I Am Alfonso Jones

Written by Tony Medina
Illustrated by Stacey Robinson & John Jennings
Foreward by Bryan Stevenson
Published by Lee & Low Books

There’s no textbook or class on how to be black in America. No curriculum or training course dedicated entirely to preparing black students for the treatment they will surely get just by walking the streets of their country. This is how the Executive Director of the Equal Justice Initiative, Bryan Stevenson, starts his foreword for the book I Am Alfonso Jones, a comic book about a young black Puerto Rican who’s shot down by an off-duty police officer while buying a suit.

Much like the foreword, I Am Alfonso Jones aims to educate its readers through a story that considers questions and perspectives not usually given the exposition they deserve. In doing so, it takes the idea of truly offering new perspectives on the topic to heart. In other words, whenever someone asks you what it means to “move the conversation forward” regarding black lives and police brutality, direct them to this book.

Written by Tony Medina and illustrated by Stacey Robinson & John Jennings, I Am Alfonso Jones follows the titular Alfonso in both life and afterlife as he is shot while inside a store by an off-duty cop. The shooter mistook a clothes hanger Alfonso was holding in his hand with a handgun.

In real life, this story would’ve taken a sharp turn into flashes of media figures voicing their positions, and images of social unrest flooding the nation. In contrast, this book slows it down a bit. It decides to follow Alfonso’s ghost immediately after his killing as he is pulled into a train thats riders are also the ghosts of black people who were shot down by the police. It sticks with the victim to give readers a close look at the things that get lost forever every time the police take an innocent black life away.

I Am Alfonso Jones

This setup allows Medina, Robinson, and Jennings to give readers a rare look at the immediate impact the death of a young black man has on his community, his family, and his closest friends. While it also does take a step back to get a sense of the national reaction these types of killings inspire in people, focusing on the things that could’ve been had Alfonso not been killed is mighty powerful and worthy of discussion.

The book holds to the idea that the loss of one life brings about a kind of agony that is not self-contained. Losing Alfonso, for instance, means that the possibility of a beautiful relationship between him and his crush doesn’t get to materialize. It means his mother has to deal with the loss of her son for the rest of her life. Alfonso’s ghost in the story is a reminder that life can’t be reduced to a single number. It multiplies and it changes everyone, especially those closest to the victim’s inner circle.

The ghosts that ride the train with Alfonso are all real-life victims of police violence, unable to move on until they get the justice they deserve.
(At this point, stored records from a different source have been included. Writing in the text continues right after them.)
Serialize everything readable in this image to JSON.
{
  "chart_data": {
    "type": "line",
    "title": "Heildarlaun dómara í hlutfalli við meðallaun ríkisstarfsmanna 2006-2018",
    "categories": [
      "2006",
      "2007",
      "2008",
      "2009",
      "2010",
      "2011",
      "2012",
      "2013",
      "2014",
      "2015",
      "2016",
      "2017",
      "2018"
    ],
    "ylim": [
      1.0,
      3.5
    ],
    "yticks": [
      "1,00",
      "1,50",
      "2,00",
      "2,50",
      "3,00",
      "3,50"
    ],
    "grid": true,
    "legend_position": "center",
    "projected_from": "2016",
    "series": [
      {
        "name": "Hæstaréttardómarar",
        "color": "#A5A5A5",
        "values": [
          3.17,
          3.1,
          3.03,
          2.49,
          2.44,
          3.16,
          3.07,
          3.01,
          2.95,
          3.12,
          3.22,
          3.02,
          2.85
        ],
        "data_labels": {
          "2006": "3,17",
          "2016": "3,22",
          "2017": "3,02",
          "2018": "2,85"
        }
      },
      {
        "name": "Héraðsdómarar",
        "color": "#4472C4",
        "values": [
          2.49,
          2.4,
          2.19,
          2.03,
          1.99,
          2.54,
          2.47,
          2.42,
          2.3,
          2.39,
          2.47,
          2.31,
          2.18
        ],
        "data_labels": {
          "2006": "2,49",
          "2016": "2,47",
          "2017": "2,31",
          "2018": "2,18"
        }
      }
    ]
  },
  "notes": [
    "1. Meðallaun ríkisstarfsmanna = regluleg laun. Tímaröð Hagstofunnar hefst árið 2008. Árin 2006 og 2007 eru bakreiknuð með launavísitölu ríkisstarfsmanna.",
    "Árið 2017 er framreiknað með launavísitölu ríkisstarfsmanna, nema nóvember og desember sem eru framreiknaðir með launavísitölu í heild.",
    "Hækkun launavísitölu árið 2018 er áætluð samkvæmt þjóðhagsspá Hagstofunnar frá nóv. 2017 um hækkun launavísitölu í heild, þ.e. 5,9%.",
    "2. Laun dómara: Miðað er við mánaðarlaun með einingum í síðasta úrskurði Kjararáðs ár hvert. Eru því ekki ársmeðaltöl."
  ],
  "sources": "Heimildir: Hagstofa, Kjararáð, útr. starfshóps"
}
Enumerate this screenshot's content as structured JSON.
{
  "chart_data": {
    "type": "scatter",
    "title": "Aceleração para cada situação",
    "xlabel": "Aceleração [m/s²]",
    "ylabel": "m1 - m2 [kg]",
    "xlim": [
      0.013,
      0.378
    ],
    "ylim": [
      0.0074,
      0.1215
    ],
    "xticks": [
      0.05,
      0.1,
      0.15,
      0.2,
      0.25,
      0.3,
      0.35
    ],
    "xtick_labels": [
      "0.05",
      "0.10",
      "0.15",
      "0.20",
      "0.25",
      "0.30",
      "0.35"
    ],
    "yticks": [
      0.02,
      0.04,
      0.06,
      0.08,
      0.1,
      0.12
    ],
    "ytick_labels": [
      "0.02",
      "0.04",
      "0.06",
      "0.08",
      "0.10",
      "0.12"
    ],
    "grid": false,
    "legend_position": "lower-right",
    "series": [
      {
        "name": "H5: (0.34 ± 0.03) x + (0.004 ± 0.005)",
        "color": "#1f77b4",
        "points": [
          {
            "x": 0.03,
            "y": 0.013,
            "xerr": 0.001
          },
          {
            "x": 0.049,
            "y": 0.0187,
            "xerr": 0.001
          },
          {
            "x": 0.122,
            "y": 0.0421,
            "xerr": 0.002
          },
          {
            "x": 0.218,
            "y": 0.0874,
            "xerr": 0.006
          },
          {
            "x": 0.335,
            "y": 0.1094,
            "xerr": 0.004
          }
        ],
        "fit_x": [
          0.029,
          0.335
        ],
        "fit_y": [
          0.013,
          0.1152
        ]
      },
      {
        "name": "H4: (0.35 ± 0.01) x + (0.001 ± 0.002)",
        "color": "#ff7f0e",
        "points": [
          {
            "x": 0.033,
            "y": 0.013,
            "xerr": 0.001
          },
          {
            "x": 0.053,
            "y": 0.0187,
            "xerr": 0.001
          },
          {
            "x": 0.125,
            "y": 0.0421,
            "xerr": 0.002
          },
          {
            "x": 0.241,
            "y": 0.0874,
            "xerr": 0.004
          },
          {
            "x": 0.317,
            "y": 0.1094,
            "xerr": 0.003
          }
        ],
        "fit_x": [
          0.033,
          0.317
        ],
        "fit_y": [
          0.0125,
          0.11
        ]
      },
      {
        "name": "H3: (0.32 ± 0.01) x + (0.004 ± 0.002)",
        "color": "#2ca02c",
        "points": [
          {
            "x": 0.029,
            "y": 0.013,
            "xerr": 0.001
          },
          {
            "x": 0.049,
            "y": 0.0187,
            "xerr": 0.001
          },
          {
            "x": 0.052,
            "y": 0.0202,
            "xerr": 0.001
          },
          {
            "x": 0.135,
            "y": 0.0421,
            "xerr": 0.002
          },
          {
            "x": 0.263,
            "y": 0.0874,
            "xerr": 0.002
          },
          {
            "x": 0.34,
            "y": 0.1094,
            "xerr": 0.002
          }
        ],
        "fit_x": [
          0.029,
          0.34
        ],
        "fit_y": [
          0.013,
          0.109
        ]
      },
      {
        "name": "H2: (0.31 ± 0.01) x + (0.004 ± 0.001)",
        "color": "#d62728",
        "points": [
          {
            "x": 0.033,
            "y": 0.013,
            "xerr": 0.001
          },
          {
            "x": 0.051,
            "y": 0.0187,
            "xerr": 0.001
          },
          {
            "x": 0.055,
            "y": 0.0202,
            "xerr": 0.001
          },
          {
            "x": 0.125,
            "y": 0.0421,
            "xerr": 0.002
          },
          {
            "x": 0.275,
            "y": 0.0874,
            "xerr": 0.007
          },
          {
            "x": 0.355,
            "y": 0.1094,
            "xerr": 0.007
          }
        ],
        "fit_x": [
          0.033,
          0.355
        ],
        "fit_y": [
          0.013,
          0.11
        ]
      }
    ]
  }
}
The train is a kind of Limbo for its passengers. They’re all waiting for their killers to face the possibility of jail-time, of some official recognition that the police were in the wrong.

I Am Alfonso Jones

Among those riding the train are Eleanor Bumpurs, Anthony Baez, Amadou Diallo, and poet Henry Dumas. Their presence offers readers a chance to piece together some kind of continuity, a guiding thread that connects each death to a broken, corrupt system that puts a target on black lives. These real figures tell their stories, educating both Alfonso and the reader, and inviting dialogue. The book’s intent is not to fetishize violence and death. Instead, it’s a call for remembrance in service of education and making people aware of America’s history of police brutality as a problem that can and must be solved.

I Am Alfonso Jones isn’t meant to be light read. Not engaging with its contents in an active and inquisitive manner just doesn’t cut it here. The book demands to be read so that it can educate in a very honest and sensible way. It’s a book that needs to be read and reread now, in this particular moment. It might just be the closest we’ll get to a guide or a textbook on why black lives matter.